Like Sunday night's The Hanging Gale, Bramwell blends a stern bit of consciousness-raising with the forms of popular television. This is not a bad thing in my view, even if some lines sound as if they have little footnote numbers attached to them. "The blankets are washed every month," says a nurse indignantly, after being ticked off for leaving a wound unbandaged (Advances in Hygiene 1895-1906, pp 154-163); "Gin and laudanum", explains a colleague as one of Eleanor's patients sings merrily while she clips three of his toes into an enamel bucket (Numb: A Brief History of Anaesthesia, p 64).

Naturally, this being television and not academic history, there is a danger of simplification. If the medical world is the unmediated swamp of male stupidity depicted here, where does Bramwell get her advanced ideas from? Not feminine intuition, I hope.
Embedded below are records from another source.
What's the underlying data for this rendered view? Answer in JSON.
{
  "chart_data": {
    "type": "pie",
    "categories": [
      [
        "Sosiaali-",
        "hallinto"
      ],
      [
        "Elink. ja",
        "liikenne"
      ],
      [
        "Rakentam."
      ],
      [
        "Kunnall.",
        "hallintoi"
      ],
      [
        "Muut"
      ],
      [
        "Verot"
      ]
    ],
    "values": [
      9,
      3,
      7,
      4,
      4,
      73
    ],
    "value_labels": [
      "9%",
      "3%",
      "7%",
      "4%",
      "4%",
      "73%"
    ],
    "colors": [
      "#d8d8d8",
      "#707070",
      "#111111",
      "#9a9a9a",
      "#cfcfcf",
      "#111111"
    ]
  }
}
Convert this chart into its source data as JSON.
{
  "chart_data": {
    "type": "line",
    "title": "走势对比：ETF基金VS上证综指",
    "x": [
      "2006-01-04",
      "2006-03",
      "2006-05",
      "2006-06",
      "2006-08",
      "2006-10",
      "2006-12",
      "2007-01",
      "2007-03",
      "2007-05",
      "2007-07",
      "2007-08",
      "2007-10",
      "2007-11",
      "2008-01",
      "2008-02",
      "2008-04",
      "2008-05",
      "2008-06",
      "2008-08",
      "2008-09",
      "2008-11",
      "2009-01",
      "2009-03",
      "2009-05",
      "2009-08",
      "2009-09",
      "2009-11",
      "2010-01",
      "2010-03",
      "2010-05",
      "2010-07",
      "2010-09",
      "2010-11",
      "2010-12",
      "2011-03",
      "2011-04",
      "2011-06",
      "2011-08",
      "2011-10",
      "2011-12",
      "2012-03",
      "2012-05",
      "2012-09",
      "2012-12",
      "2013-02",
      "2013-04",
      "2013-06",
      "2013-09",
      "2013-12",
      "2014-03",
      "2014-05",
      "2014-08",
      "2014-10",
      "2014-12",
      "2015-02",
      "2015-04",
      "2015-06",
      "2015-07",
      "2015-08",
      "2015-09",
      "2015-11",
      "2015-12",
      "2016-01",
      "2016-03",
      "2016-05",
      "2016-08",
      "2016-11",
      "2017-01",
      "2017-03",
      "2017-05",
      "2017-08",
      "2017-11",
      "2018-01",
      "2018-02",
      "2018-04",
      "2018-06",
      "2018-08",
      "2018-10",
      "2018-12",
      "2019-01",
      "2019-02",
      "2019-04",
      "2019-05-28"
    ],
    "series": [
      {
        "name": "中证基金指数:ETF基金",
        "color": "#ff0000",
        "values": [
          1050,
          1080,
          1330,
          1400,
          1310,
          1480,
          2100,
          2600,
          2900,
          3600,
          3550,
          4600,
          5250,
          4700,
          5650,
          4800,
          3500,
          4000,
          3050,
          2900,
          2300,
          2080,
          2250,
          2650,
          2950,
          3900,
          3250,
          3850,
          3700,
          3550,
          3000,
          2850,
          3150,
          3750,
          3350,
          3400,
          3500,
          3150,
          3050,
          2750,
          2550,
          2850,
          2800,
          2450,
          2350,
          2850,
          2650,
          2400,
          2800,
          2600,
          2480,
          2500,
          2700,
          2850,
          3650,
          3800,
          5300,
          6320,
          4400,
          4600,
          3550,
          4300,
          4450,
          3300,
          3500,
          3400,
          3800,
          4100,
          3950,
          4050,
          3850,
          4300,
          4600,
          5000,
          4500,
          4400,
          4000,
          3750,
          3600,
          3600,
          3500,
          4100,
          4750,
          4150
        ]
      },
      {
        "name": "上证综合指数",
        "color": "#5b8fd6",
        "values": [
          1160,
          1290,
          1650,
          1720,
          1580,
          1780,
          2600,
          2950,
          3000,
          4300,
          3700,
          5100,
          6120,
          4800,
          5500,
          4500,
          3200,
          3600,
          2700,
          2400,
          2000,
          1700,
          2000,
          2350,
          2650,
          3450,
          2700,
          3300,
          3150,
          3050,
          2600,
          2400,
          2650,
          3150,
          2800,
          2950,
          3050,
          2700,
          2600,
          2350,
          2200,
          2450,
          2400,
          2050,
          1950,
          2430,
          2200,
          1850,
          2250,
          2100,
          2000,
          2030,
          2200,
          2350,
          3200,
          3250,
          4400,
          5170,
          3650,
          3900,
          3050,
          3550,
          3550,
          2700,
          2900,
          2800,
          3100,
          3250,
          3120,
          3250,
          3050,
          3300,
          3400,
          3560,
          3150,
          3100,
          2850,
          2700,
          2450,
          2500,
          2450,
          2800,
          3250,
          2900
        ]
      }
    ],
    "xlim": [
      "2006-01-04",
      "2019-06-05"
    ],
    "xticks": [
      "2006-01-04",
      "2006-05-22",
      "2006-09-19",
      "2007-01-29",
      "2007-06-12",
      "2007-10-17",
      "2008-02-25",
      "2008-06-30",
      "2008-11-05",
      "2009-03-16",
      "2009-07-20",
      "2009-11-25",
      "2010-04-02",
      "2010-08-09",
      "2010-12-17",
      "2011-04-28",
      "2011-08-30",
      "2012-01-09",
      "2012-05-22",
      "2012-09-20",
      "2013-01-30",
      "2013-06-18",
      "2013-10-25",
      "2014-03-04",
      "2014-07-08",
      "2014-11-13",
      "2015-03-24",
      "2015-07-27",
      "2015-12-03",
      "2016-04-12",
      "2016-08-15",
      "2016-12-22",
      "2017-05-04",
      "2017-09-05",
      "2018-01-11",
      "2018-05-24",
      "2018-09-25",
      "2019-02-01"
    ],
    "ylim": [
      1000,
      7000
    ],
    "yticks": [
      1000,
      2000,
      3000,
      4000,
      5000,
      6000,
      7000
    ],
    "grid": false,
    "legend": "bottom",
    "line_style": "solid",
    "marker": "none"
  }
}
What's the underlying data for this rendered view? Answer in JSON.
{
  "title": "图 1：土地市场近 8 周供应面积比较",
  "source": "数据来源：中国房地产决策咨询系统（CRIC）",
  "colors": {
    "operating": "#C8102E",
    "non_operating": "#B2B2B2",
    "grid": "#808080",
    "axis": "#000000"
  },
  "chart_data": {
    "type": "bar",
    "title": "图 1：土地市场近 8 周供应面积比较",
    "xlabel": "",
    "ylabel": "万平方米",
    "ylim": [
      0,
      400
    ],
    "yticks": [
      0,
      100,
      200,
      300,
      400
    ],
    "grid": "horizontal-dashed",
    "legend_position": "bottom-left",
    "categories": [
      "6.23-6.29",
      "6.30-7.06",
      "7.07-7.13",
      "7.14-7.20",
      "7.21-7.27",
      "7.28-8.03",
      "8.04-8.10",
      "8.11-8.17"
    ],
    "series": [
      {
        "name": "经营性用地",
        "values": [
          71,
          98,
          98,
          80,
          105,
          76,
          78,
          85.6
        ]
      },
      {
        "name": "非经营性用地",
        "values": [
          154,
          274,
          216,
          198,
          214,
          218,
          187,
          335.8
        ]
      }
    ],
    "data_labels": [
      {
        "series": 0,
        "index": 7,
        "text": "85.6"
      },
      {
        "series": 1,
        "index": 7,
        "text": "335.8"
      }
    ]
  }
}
The drama is also distinctly obliging to Eleanor, supplying her with a feisty patroness (Michelle Dotrice) who can fund her slum infirmary after she is banned from the hospital, and an amiable father (David Calder) who knocks out music-hall hits on the piano when things threaten to get dour. But such gripes are swiftly alleviated without the need for surgery; just contemplate the alternative three times a day before meals - popular drama with no ambitions.

When Cynthia Weil, the songwriter, complained to her lawyer about his bills, he replied: "But I don't make money while I'm sleeping." This is the dream an enduring hit represents - an untiring and unstoppable money- machine, like a melodic oil-well. Weil's lawyer isn't the only one who wants a slice of the profits, as The Music Biz (BBC2) revealed. As well as exploring the curious alchemy of song and singer ("Did Madonna make the song, or did the song make Madonna?" they asked, after talking to the writers of "Like a Virgin"), Gina and Jeremy Newson had also come up with a cautionary tale - that of Herman Santiago and Jimmy Merchant, who helped write "Why Do Fools Fall In Love?" but failed to protect their intellectual property from cruising predators.